We can get this data out of the gharchive API with decent accuracy (we'll probably want to set of a window of 1 year back to check if they've contributed before).
@ipfs/working-group-captains would love to get thoughts from the working groups on this.
I agree with points from https://github.com/ipfs/community/issues/369#issuecomment-446032901 about labeling "good first issues" and being responsive, those are low hanging fruits.
We should find a way to prioritize reviews from first time contributors and make sure they get some feedback on PR in 48h, even if it is "we are a bit swamped right now, but we really appreciate your PR and will do our best to review it by the end of next week". Small things like this make a big difference.
ps. @pkafei's comment reminded me that back in the day (~2015) Weekly newsletter had a list of github handles of people who contributed to IPFS in some way. I miss that! In case that does not scale anymore (too many nicknames across all repos) we could just list First Time Contributors.

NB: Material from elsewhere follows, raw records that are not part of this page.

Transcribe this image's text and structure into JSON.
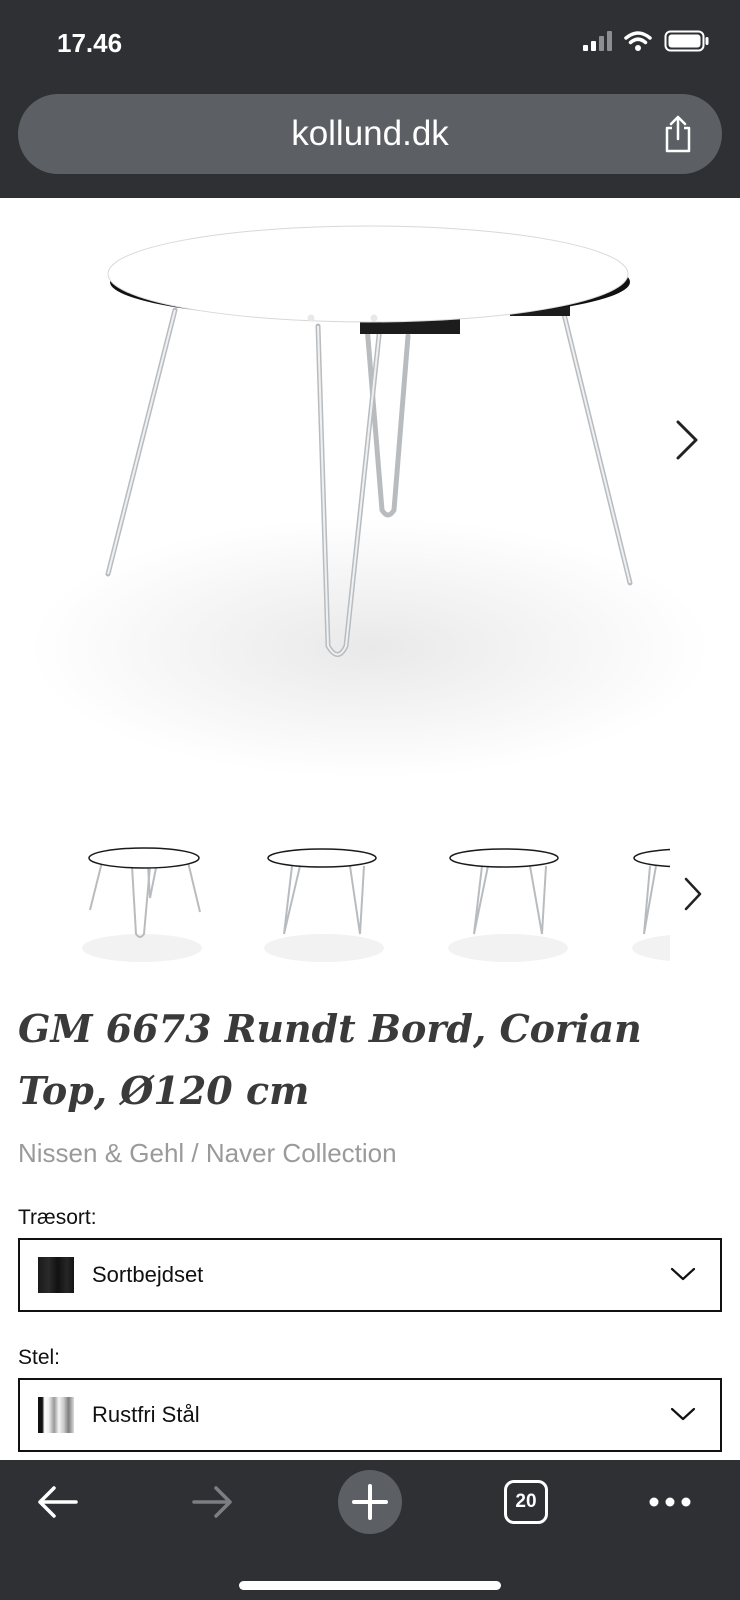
{
  "status": {
    "time": "17.46"
  },
  "browser": {
    "url": "kollund.dk",
    "tab_count": "20"
  },
  "product": {
    "title": "GM 6673 Rundt Bord, Corian Top, Ø120 cm",
    "brand": "Nissen & Gehl / Naver Collection"
  },
  "options": {
    "wood_label": "Træsort:",
    "wood_value": "Sortbejdset",
    "frame_label": "Stel:",
    "frame_value": "Rustfri Stål"
  },
  "icons": {
    "share": "share-icon",
    "next": "chevron-right-icon",
    "dropdown": "chevron-down-icon",
    "back": "arrow-left-icon",
    "forward": "arrow-right-icon",
    "new_tab": "plus-icon",
    "more": "more-dots-icon"
  },
  "colors": {
    "chrome": "#2e3033",
    "url_bar": "#5c6064",
    "text": "#3a3a3a",
    "muted": "#9a9a9a"
  }
}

ps2. Are we planning to run something like GSoC at some point? It creates a time-bound working relationship and an opportunity for a honest retrospective, eg. gathering feedback about pain points contributor experienced. (PL folks can read a good discussion about GSoC in this private Slack thread)
Weekly newsletter had a list of github handles of people who contributed to IPFS in some way
@lidel JS IPFS releases now have that!
We're using name-your-contributors
and this script to get an output like:

See https://github.com/ipfs/js-ipfs/issues/1721 for full list.
@alanshaw this is really cool, it even calls out non-code contributions!